Sejak 2016, proyek penghijauan untuk DAS sungai Yarlung Zangbo, Nujiang, Lhasa, Nyangchu, Yalong, dan Shiquan serta untuk daerah di dekat rumah penduduk, jalan, lahan pertanian, dan perairan telah dilaksanakan, dengan penekanan pada restorasi lingkungan ekologis dan konstruksi hijau.

Sementara itu, serangkaian langkah untuk memerangi penggurusan dan memulihkan lahan basah yang terdegradasi telah diterapkan, menciptakan peluang bersejarah untuk restorasi ekologis di dataran tinggi.

Pembentukan Administrasi Taman Lahan Basah Nasional Yani pada tahun 2016 menandai tonggak penting. Dengan menggabungkan pengawasan rutin dengan patroli komunitas, penduduk desa setempat telah menjadi peserta aktif dalam perlindungan lahan basah.

"Sejak pekerjaan pengelolaan dan perlindungan dimulai, lahan basah menjadi lebih rindang dengan lebih banyak pohon dan burung, termasuk bangau leher hitam dan bebek di musim panas. Saya senang bekerja sebagai pelindung lahan basah," kata Sangye Phuntsog.

Transformasi lahan basah tersebut menunjukkan penekanan Tiongkok pada restorasi ekologi dan konservasi lahan basah.

Pada November 2022, Pertemuan ke-14 Konferensi Para Pihak yang Berkontrak pada Konvensi Ramsar tentang Lahan Basah (COP14) diadakan di Kota Wuhan, Tiongkok tengah. Dalam pidato pembukaannya, Xi mengemukakan serangkaian rencana pembangunan yang spesifik dan terperinci.

"Tiongkok akan mempromosikan pertukaran dan kerja sama internasional dan akan membangun pusat mangrove internasional di Shenzhen. Tiongkok mendukung penyelenggaraan konferensi Forum Pesisir Dunia.

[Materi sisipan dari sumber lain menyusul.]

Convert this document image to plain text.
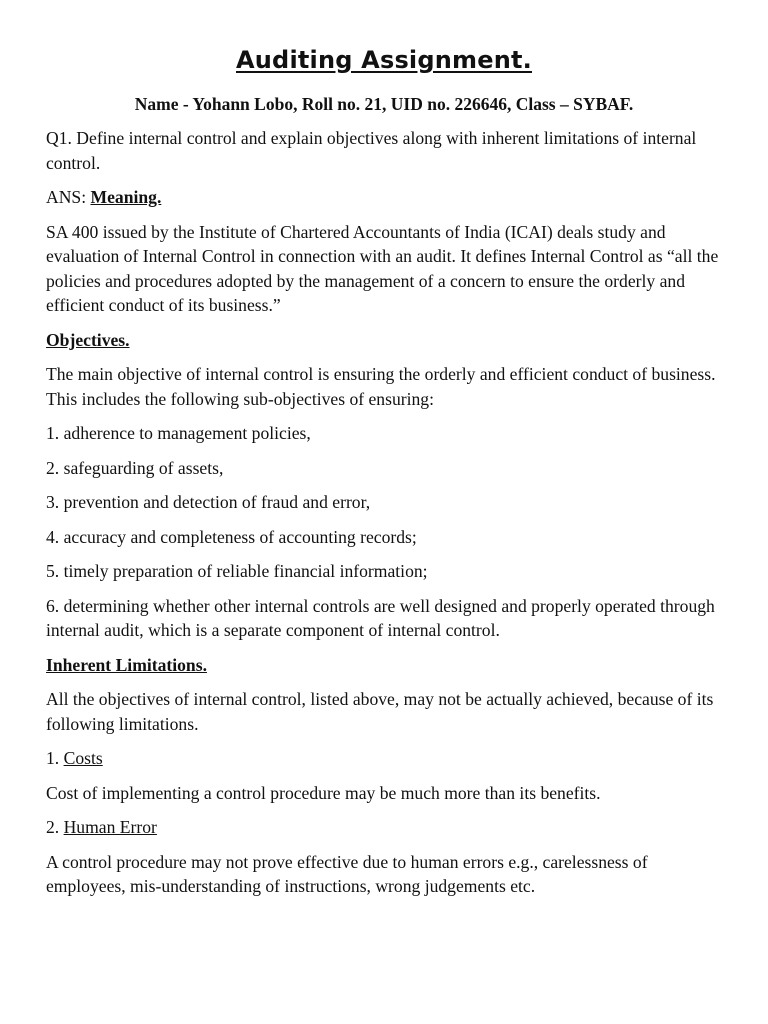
Auditing Assignment.
Name - Yohann Lobo, Roll no. 21, UID no. 226646, Class – SYBAF.

Q1. Define internal control and explain objectives along with inherent limitations of internal control.

ANS: Meaning.

SA 400 issued by the Institute of Chartered Accountants of India (ICAI) deals study and evaluation of Internal Control in connection with an audit. It defines Internal Control as “all the policies and procedures adopted by the management of a concern to ensure the orderly and efficient conduct of its business.”

Objectives.

The main objective of internal control is ensuring the orderly and efficient conduct of business. This includes the following sub-objectives of ensuring:

1. adherence to management policies,

2. safeguarding of assets,

3. prevention and detection of fraud and error,

4. accuracy and completeness of accounting records;

5. timely preparation of reliable financial information;

6. determining whether other internal controls are well designed and properly operated through internal audit, which is a separate component of internal control.

Inherent Limitations.

All the objectives of internal control, listed above, may not be actually achieved, because of its following limitations.

1. Costs

Cost of implementing a control procedure may be much more than its benefits.

2. Human Error

A control procedure may not prove effective due to human errors e.g., carelessness of employees, mis-understanding of instructions, wrong judgements etc.
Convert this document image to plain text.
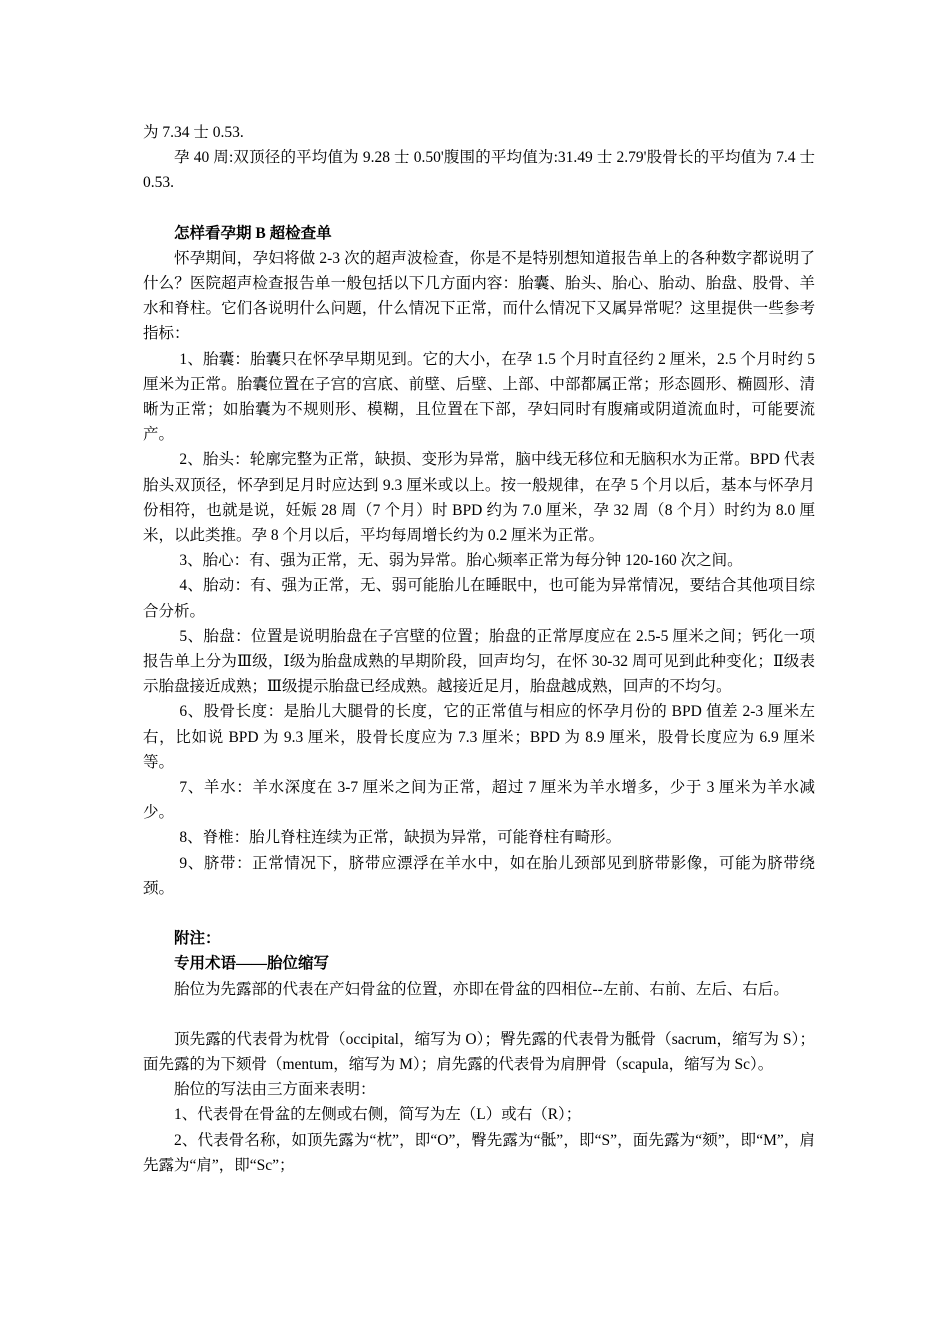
为 7.34 士 0.53.

孕 40 周:双顶径的平均值为 9.28 士 0.50'腹围的平均值为:31.49 士 2.79'股骨长的平均值为 7.4 士 0.53.

怎样看孕期 B 超检查单

怀孕期间，孕妇将做 2-3 次的超声波检查，你是不是特别想知道报告单上的各种数字都说明了什么？医院超声检查报告单一般包括以下几方面内容：胎囊、胎头、胎心、胎动、胎盘、股骨、羊水和脊柱。它们各说明什么问题，什么情况下正常，而什么情况下又属异常呢？这里提供一些参考指标：

1、胎囊：胎囊只在怀孕早期见到。它的大小，在孕 1.5 个月时直径约 2 厘米，2.5 个月时约 5 厘米为正常。胎囊位置在子宫的宫底、前壁、后壁、上部、中部都属正常；形态圆形、椭圆形、清晰为正常；如胎囊为不规则形、模糊，且位置在下部，孕妇同时有腹痛或阴道流血时，可能要流产。

2、胎头：轮廓完整为正常，缺损、变形为异常，脑中线无移位和无脑积水为正常。BPD 代表胎头双顶径，怀孕到足月时应达到 9.3 厘米或以上。按一般规律，在孕 5 个月以后，基本与怀孕月份相符，也就是说，妊娠 28 周（7 个月）时 BPD 约为 7.0 厘米，孕 32 周（8 个月）时约为 8.0 厘米，以此类推。孕 8 个月以后，平均每周增长约为 0.2 厘米为正常。

3、胎心：有、强为正常，无、弱为异常。胎心频率正常为每分钟 120-160 次之间。

4、胎动：有、强为正常，无、弱可能胎儿在睡眠中，也可能为异常情况，要结合其他项目综合分析。

5、胎盘：位置是说明胎盘在子宫壁的位置；胎盘的正常厚度应在 2.5-5 厘米之间；钙化一项报告单上分为Ⅲ级，Ⅰ级为胎盘成熟的早期阶段，回声均匀，在怀 30-32 周可见到此种变化；Ⅱ级表示胎盘接近成熟；Ⅲ级提示胎盘已经成熟。越接近足月，胎盘越成熟，回声的不均匀。

6、股骨长度：是胎儿大腿骨的长度，它的正常值与相应的怀孕月份的 BPD 值差 2-3 厘米左右，比如说 BPD 为 9.3 厘米，股骨长度应为 7.3 厘米；BPD 为 8.9 厘米，股骨长度应为 6.9 厘米等。

7、羊水：羊水深度在 3-7 厘米之间为正常，超过 7 厘米为羊水增多，少于 3 厘米为羊水减少。

8、脊椎：胎儿脊柱连续为正常，缺损为异常，可能脊柱有畸形。

9、脐带：正常情况下，脐带应漂浮在羊水中，如在胎儿颈部见到脐带影像，可能为脐带绕颈。

附注：

专用术语——胎位缩写

胎位为先露部的代表在产妇骨盆的位置，亦即在骨盆的四相位--左前、右前、左后、右后。

顶先露的代表骨为枕骨（occipital，缩写为 O）；臀先露的代表骨为骶骨（sacrum，缩写为 S）；面先露的为下颏骨（mentum，缩写为 M）；肩先露的代表骨为肩胛骨（scapula，缩写为 Sc）。

胎位的写法由三方面来表明：

1、代表骨在骨盆的左侧或右侧，简写为左（L）或右（R）；

2、代表骨名称，如顶先露为“枕”，即“O”，臀先露为“骶”，即“S”，面先露为“颏”，即“M”，肩先露为“肩”，即“Sc”；
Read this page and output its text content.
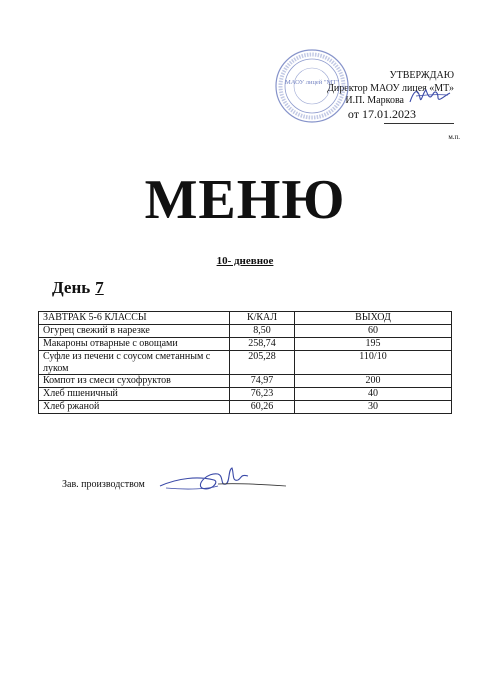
УТВЕРЖДАЮ
Директор МАОУ лицея «МТ»
И.П. Маркова
от 17.01.2023
м.п.
МАОУ лицей "МТ"
МЕНЮ
10- дневное
День 7
ЗАВТРАК 5-6 КЛАССЫ	К/КАЛ	ВЫХОД
Огурец свежий в нарезке	8,50	60
Макароны отварные с овощами	258,74	195
Суфле из печени с соусом сметанным с луком	205,28	110/10
Компот из смеси сухофруктов	74,97	200
Хлеб пшеничный	76,23	40
Хлеб ржаной	60,26	30
Зав. производством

Mari kita bergandengan tangan untuk menulis babak baru dalam konservasi lahan basah global," kata Xi.

"Penting bagi kita untuk menunjukkan rasa hormat kita terhadap alam, meminimalkan gangguan dan kerusakan yang disebabkan oleh aktivitas manusia, dan melindungi keamanan ekologis lahan basah, agar kita dapat mewariskan lahan basah yang indah ini kepada generasi mendatang," ujarnya.